Peter Steinberger, l’ingénieur autrichien à l’origine du phénomène open source OpenClaw, tire la sonnette d’alarme. Selon lui, la prudence excessive des entreprises américaines face aux agents IA pourrait laisser le pays sur la touche, alors que la Chine a déjà basculé dans une automatisation radicale du travail.
Lors d’une interview exclusive accordée à Bloomberg depuis le siège d’OpenAI à San Francisco, Peter Steinberger a dressé un constat cinglant. Aux États-Unis, l’utilisation d’outils comme OpenClaw est souvent perçue comme un risque pour la sécurité, pouvant mener au licenciement. En Chine, c’est l’exact opposé : ne pas automatiser ses tâches est devenu une faute professionnelle.

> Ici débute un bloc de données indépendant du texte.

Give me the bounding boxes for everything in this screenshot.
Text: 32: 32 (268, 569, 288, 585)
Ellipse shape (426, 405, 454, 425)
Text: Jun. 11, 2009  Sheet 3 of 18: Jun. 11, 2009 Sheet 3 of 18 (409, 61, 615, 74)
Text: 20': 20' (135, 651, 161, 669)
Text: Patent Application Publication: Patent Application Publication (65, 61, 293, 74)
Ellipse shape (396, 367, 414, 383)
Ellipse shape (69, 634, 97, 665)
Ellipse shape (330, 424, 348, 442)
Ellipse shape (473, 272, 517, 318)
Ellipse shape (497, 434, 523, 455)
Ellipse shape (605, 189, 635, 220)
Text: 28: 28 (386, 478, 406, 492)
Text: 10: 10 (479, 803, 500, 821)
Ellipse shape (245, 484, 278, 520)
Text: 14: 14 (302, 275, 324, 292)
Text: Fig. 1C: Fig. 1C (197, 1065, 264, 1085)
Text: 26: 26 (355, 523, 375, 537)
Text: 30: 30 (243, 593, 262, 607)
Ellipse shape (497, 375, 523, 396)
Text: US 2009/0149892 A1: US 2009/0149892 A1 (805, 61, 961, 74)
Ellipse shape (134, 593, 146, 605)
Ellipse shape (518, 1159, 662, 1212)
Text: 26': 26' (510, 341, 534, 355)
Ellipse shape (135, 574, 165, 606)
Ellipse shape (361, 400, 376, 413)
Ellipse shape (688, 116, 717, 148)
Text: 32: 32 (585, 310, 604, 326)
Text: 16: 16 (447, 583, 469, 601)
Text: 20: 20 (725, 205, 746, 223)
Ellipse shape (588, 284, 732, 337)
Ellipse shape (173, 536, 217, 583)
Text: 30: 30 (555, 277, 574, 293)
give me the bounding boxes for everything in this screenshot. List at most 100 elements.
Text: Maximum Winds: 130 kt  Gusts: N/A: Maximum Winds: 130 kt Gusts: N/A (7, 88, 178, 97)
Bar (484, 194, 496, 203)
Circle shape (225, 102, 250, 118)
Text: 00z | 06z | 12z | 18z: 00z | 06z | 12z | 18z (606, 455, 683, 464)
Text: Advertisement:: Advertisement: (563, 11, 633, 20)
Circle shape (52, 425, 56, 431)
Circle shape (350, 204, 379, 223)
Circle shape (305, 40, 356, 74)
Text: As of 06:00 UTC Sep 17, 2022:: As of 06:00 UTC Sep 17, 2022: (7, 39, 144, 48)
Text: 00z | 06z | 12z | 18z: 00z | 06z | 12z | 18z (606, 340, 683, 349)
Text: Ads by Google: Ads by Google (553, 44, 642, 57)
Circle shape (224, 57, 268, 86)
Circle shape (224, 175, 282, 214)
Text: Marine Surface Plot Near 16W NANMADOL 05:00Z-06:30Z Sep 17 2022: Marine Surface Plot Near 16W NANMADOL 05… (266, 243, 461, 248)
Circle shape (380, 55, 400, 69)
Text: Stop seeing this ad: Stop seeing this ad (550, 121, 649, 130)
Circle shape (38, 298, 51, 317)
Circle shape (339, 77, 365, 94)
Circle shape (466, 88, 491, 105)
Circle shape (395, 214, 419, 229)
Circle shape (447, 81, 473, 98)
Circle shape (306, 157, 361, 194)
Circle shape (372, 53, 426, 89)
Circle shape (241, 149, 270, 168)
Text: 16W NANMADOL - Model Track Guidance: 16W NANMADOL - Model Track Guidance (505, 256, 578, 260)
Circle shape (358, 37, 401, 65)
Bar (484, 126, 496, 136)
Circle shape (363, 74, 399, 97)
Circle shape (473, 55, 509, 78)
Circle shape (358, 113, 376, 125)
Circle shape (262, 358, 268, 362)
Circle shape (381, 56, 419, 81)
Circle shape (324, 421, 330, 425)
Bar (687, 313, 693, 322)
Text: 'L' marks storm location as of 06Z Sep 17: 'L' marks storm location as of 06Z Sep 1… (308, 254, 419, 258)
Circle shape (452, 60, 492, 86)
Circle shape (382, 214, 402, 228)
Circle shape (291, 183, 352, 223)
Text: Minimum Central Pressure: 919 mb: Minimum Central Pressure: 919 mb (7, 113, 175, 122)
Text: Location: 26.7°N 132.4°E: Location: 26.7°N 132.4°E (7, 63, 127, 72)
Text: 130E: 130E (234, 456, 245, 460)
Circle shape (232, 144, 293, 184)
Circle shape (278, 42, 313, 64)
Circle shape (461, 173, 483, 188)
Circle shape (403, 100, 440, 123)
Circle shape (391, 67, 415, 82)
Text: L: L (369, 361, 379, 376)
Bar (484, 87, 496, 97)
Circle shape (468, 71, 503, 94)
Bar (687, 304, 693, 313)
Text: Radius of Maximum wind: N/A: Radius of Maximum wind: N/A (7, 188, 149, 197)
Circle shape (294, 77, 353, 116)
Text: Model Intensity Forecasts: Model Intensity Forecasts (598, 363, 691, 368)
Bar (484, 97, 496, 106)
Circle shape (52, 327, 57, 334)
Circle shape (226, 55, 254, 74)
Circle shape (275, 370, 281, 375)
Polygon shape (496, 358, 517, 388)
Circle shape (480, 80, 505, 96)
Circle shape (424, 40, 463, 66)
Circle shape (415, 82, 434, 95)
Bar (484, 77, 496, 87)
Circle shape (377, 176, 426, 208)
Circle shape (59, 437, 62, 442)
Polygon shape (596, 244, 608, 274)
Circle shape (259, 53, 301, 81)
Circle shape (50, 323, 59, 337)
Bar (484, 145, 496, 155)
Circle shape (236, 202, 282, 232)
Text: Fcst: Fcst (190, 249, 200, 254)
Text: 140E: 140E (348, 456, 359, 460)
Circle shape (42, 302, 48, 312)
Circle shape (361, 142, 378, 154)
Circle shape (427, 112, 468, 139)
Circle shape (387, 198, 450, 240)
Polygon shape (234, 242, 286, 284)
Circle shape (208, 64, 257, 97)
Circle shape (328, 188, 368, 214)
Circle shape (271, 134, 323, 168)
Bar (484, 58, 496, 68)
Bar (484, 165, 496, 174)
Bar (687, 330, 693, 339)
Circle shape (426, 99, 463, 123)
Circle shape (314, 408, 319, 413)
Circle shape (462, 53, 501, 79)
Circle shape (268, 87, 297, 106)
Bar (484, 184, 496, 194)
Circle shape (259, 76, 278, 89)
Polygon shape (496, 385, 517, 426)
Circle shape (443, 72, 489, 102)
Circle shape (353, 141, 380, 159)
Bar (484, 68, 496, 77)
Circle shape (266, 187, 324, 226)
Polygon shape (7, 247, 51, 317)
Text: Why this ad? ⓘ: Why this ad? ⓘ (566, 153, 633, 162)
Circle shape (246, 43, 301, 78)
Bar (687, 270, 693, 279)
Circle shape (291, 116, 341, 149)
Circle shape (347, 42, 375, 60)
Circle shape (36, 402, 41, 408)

Cette « fièvre OpenClaw » est confirmée par NBC News : à Shenzhen, des ingénieurs aident les citoyens, des étudiants aux retraités, à installer l’agent sur leurs machines. Certaines entreprises chinoises imposent même des formulaires quotidiens intitulés « Qu’avez-vous automatisé aujourd’hui ? ». Steinberger reconnaît les risques de sécurité, mais estime que l’expérimentation est la seule voie pour ne pas devenir obsolète.
La « psychose de la griffe » : quand l’IA remplace le code
Même les plus grands noms de la tech succombent à la puissance de l’outil. Andrej Karpathy, cofondateur d’OpenAI, a récemment révélé avoir automatisé toute sa maison via un système baptisé « Dobby the Elf Claw ». Ce dernier gère tout : des stores à la sécurité, en passant par le chauffage, remplaçant ainsi six applications distinctes.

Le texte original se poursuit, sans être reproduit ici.